Silent Echoes de Bill Fontana Chronique d’une philosophie des sons

Chroniques 15.03.2023

Penser le son à travers certaines œuvres récentes de l’art sonore, c’est le projet de cette série de chroniques. Les artistes n’en font pas seulement un matériau qu’ils exposent et travaillent, ils le réfléchissent et l’interrogent, rendent sensible ce qui, dans nos expériences quotidiennes, demeurent le plus souvent inaperçu. Un son existe-t-il s’il n’est pas perçu ou s’il n’existe aucun milieu pour en transmettre l’énergie cinétique ? Est-il un individu, une propriété, une vibration, une sensation, un concept ? A-t-on besoin d’une oreille pour entendre ? Un son enregistré devient-il un artefact ? Telles sont quelques-unes des questions auxquelles nous essaierons de répondre sur les traces, audibles et inaudibles, que les artistes sonores laissent derrière eux.

 

Selon la perspective que l’on choisit d’adopter, un son peut supporter au moins trois définitions. Le dictionnaire a tendance à privilégier notre perspective humaine de sujet entendant : le son est alors une sensation auditive ou, pour reprendre la définition de Michel Chion, un « auditum », autrement dit « le son en tant que son perçu » quel que soit son mode d’écoute*. Pour les manuels de physique, il est une onde matérielle qui se propage dans un milieu élastique, fluide ou solide. Il est alors identifié à la vibration mécanique que l’onde propage. Enfin, certains philosophes considèrent que le son n’est ni l’onde ni la sensation mais l’événement qui, dans l’objet résonant ou à sa proximité immédiate, se produit en même temps que l’onde qui traverse le milieu jusqu’à ce qu’elle rencontre une oreille (si oreille il y a).

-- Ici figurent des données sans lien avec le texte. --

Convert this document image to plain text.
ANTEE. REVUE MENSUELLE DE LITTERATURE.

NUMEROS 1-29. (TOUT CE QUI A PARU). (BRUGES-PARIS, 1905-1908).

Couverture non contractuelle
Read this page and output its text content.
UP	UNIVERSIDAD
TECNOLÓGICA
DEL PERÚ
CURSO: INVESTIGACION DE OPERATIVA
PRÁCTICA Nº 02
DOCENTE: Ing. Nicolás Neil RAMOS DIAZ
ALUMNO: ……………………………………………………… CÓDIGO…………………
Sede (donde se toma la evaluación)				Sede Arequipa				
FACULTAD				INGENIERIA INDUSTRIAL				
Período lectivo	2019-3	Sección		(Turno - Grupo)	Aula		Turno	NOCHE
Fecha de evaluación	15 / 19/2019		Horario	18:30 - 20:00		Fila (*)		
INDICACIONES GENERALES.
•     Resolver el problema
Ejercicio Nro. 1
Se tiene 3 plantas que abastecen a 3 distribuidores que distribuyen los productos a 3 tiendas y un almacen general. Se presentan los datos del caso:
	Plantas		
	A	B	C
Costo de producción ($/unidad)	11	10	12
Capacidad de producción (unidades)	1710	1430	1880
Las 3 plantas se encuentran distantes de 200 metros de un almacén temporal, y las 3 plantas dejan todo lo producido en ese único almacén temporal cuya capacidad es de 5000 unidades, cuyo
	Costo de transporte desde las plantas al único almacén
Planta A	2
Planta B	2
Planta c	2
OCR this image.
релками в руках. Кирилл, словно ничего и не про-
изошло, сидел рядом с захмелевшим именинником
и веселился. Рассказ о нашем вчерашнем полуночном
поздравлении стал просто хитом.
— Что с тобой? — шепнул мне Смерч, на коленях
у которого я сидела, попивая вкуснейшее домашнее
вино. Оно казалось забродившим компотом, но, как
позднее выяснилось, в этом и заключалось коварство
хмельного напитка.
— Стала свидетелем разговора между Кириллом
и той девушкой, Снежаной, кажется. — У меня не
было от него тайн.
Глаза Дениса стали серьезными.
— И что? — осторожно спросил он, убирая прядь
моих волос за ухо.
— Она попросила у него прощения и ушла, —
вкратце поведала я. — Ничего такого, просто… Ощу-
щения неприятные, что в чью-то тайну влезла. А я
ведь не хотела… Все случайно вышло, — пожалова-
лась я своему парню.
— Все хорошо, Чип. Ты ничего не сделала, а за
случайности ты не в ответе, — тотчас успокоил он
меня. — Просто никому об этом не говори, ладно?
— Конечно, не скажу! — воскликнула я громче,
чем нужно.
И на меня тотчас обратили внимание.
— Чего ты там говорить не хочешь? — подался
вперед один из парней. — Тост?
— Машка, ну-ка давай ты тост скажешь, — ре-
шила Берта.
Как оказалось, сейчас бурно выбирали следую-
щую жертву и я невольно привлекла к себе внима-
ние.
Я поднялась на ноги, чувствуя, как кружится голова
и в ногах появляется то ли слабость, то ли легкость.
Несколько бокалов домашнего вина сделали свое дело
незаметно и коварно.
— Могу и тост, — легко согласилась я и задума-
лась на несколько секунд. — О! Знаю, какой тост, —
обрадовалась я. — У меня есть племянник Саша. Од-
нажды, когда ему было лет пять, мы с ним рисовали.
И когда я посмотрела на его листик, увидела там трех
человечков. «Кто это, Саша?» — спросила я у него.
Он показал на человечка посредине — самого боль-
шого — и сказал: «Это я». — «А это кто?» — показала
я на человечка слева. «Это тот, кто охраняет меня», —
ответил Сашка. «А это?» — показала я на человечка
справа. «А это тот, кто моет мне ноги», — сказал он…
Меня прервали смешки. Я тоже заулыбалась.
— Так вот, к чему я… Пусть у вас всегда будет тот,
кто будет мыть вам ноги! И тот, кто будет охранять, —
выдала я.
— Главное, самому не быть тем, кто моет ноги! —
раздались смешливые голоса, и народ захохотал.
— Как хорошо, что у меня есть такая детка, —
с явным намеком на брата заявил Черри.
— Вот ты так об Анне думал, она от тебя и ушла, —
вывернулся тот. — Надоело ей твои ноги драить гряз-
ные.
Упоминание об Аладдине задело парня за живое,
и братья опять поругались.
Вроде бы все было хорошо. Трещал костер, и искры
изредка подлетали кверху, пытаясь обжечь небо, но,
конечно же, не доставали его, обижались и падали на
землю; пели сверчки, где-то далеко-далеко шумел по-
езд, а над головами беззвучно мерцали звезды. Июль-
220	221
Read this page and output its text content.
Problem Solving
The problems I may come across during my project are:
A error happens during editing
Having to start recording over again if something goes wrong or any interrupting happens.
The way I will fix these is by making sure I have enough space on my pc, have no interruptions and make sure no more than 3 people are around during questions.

Notre hypothèse est que ces trois définitions ne sont pas exclusives. Pour celle ou celui qui l’entend, un son est une sensation auditive indiquant que quelque chose s’est produit quelque part dans ses alentours. Mais il ou elle peut très bien ne prêter attention qu’à la sensation elle-même, par exemple si ce qu’il ou elle entend est un morceau de musique ou un son dont la richesse ou la beauté fait oublier la source. La perspective physique considèrera la vibration, la perturbation qui l’a causée et le milieu dans lequel elle se propage, mais elle s’intéressera également à la manière dont les ondes sonores sont perçues et donc à la physiologie de l’audition, du tympan qui vibre au cerveau qui interprète (l’acoustique devient alors psychoacoustique). Les philosophes adoptent encore une autre perspective, celle de l’ontologie. Ils se demandent quel type d’être est un son : une chose, un événement, un individu, une qualité, etc. Si, pour certains, il est une vibration, pour d’autres, il est l’objet de la perception auditive, pour d’autres encore une propriété des objets résonnants, etc. Pour Casey O’Callaghan, auteur d’un livre remarqué sur la question, «les sons sont des événements dans lesquels un objet en mouvement perturbe un milieu ambiant et le met en mouvement d’une manière ondulatoire».**

Il existe cependant un moyen de concilier ces différentes perspectives : considérer que le son n’est pas un individu ou une qualité mais une relation ; entre un événement et une oreille, entre une perturbation et un milieu, entre une onde matérielle et un système sensoriel, entre deux locuteurs en train de converser dans une pièce close, entre un pulsar émettant des ondes électromagnétiques, un radiotélescope orienté dans la bonne direction et un dispositif les traduisant en ondes sonores, etc. Pour qu’il y ait un son quel qu’il soit, au moins deux termes sont nécessaires. Une perturbation seule ne fait pas un son, pas plus qu’un milieu sans mouvement ou une oreille dans le vide. Un son est ce qui se produit quand un événement perturbe un milieu ou quand une onde matérielle fait vibrer un tympan ou la membrane d’un microphone. Une oreille n’est qu’un des termes possibles de la relation sonore. Un son peut exister sans elle, il ne saurait exister sans une cause et un milieu. Mais ils sont plus que de simples réquisits, le son n’est pas autre chose que le produit de leur relation : la manière dont une énergie-source (le choc du battant sur le corps de la cloche) affecte un milieu (en faisant varier sa pression) et dont elle est en retour affectée par lui. Impossible d’entendre un son sans entendre en même temps le milieu (aérien, aquatique, solidien) qu’il traverse.  Revenons à la définition de Casey O’Callaghan, citée plus haut. Elle est étrangement ambiguë. Le son y est défini comme un individu, mais un individu qui ne peut exister que si un objet perturbe un milieu. Autrement dit, le son y est décrit comme l’effet d’une relation qui ne dit pas son nom.
À condition, toutefois, de penser celle-ci comme extérieure à ses termes. C’est le paradoxe de la relation : elle est le produit des termes qu’elle relie sans être réductible à eux. Le son peut être l’effet de la relation entre un système auditif et une onde aérienne sans être à proprement parler ni l’un ni l’autre. Son extériorité n’est qu’une autonomie relative : il n’existe qu’aussi longtemps que la relation perdure. Si je m’éloigne, le son disparaît en tant que relation entre mon système auditif et la vibration de l’air, mais il continue d’exister en tant que relation entre sa cause physique et le milieu aérien. 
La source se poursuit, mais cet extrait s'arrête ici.